Als Antwort nickte sie knapp und ich spürte wie ihr missbilligender Blick meinen Rücken verbrannte. Es tat mir wirklich etwas leid. So beleidigend wollte ich gar nicht sein.
Genervt stapfte ich die Treppe nach oben in die vierte Etage. Um meinen Kopf zu leeren wollte ich auf den kleinen, in einer Nische versteckten, Balkon, den man von außen kaum entdecken konnte. Ich durchquerte das angrenzende Gästezimmer, öffnete eine halb versteckte Tür und ich war draußen. Endlich.
Aber ich war nicht allein. Kaden stand am Geländer etwa zehn Meter von mir entfernt und sein Blick schweifte über die Landschaft. Der oberste Knopf seines Hemdes war geöffnet und seine Krawatte leicht gelockert. Die Ärmel waren bis unter die Ellenbogen hochgerollt und als er den Kopf zu mir wandte fielen ihm seine Haare in die Stirn.

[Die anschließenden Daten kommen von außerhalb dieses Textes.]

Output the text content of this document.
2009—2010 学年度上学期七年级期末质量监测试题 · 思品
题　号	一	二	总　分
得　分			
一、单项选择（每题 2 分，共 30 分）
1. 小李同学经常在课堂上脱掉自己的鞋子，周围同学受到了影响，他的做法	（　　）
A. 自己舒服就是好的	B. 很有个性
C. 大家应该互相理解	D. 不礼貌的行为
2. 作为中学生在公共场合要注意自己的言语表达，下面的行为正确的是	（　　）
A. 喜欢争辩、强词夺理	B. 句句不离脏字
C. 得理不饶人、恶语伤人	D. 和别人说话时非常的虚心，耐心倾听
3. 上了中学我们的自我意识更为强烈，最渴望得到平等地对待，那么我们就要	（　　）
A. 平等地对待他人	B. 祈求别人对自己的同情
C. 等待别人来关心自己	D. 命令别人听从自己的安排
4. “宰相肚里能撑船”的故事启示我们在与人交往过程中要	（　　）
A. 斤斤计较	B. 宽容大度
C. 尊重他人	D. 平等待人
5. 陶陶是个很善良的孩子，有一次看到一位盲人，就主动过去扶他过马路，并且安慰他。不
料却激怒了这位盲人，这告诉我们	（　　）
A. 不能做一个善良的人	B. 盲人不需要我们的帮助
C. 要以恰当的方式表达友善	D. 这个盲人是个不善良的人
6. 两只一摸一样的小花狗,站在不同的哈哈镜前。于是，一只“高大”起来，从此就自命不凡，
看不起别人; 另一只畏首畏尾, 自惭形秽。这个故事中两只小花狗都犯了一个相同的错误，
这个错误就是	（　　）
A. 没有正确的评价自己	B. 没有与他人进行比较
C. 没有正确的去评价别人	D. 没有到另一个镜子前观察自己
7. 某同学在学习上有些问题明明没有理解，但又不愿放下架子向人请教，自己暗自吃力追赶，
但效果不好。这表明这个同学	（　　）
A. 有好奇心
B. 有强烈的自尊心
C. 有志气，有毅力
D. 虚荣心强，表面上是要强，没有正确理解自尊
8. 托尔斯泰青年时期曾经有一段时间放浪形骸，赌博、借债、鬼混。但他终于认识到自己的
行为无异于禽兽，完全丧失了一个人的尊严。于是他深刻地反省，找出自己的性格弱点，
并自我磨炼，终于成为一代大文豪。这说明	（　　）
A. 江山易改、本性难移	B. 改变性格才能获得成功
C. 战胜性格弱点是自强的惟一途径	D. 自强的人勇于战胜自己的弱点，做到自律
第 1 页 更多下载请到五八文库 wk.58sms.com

„Entschuldige ich wollte dich nicht stören. Ich brauchte einfach nur etwas frische Luft." Sagte ich leise, blieb mit dem Rücken an der Wand stehen und beobachtete ihn.
„ Ich wusste nicht, dass dieser Balkon dein Territorium ist."
„Oh ist es nicht, du kannst herkommen wann du möchtest. Ich hatte nur endlich eine Gelegenheit vor Mutter davon zu laufen und ich dachte, hier wäre ein gutes Versteck." Ich zuckte mit den Schultern und kam langsam auf ihn zu.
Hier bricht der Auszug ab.